While preparing a course, I came across Stendahl’s complaint (in 1963) that the Nestle editions treat Rom 7:25b as belonging to Rom 8. Which made me wonder how that looks on the page, and whether all Nestle editions do so. Stendahl of course used NA25 (1963) or an earlier edition, not NA26 (1979) or later.
It turns out the subdivision was introduced in the 10th Nestle edition (1914), as the bottom of p. 405 may show:
For comparison the same portion in the 9th edition (1912):
Interestingly, NA26 and NA27 (1993) have a major division between 7:25 and 8:1, but still set 7:25b apart as a subparagraph.
In doing so, these two editions draw even more attention to the conjecture according to which 7:25b is an interpolation. This conjecture was first mentioned in the 16th edition (1936), and attributed to the Dutch pastor Michelsen (1879), but there happens to be an earlier author, namely Peter Aloys Gratz in 1814. It has found support among a good deal of Pauline scholars.
In NA28 (2012), the conjecture is no longer mentioned, and there is no subdivision any more between 7:25a and 7:25b.
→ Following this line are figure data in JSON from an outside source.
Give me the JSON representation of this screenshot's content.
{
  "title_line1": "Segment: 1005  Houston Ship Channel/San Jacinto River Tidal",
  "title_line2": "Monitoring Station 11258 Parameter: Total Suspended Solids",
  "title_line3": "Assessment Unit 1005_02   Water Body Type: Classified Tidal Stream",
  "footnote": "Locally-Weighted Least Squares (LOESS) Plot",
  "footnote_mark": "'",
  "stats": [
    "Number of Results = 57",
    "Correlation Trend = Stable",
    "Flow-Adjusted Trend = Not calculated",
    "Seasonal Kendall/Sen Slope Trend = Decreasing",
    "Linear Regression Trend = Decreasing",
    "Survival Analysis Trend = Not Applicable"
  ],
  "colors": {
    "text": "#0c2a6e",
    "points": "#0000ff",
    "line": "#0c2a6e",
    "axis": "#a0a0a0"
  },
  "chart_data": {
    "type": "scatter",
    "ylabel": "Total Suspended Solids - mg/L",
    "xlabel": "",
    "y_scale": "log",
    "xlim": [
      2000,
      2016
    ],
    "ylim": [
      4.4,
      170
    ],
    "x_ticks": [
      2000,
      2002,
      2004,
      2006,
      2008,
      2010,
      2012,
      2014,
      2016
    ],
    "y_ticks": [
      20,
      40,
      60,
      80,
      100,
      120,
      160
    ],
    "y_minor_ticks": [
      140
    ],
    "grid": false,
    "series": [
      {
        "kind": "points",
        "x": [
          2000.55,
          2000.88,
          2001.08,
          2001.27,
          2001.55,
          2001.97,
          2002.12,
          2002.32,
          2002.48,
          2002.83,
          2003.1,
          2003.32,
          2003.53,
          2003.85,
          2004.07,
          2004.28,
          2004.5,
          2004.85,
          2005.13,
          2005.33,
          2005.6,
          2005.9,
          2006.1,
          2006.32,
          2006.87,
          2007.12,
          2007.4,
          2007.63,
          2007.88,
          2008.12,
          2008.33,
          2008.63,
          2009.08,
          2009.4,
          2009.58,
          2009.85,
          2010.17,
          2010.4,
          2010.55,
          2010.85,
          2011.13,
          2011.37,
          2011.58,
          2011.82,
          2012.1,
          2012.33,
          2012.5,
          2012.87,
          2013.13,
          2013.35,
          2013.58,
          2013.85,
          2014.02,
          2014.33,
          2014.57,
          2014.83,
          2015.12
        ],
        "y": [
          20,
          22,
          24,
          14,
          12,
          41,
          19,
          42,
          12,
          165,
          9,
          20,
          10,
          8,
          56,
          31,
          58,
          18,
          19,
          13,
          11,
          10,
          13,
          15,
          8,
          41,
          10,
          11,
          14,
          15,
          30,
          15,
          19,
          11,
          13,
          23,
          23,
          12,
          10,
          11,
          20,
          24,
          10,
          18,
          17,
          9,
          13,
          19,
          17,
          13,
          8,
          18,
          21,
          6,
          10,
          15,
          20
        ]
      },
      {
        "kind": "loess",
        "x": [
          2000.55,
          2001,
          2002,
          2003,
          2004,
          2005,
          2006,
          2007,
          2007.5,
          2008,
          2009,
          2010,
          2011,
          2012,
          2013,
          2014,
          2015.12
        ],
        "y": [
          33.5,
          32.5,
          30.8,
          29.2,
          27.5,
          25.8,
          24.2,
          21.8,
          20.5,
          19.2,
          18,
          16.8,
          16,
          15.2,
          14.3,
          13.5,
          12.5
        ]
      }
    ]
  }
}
The only trace still left of these typographical wanderings is the capital letter of the first word of 25b, Ἄρα.
See Krister Stendahl, “The Apostle Paul and the Introspective Conscience of the West,” HTR 56 (1963): pp. 199–215, p. 213 n. 30 (= “The Apostle Paul and the Introspective Conscience of the West,” in Paul among Jews and Gentiles and Other Essays [Minneapolis, MN: Fortress, 1976], pp. 78–96, p. 94 n. 20).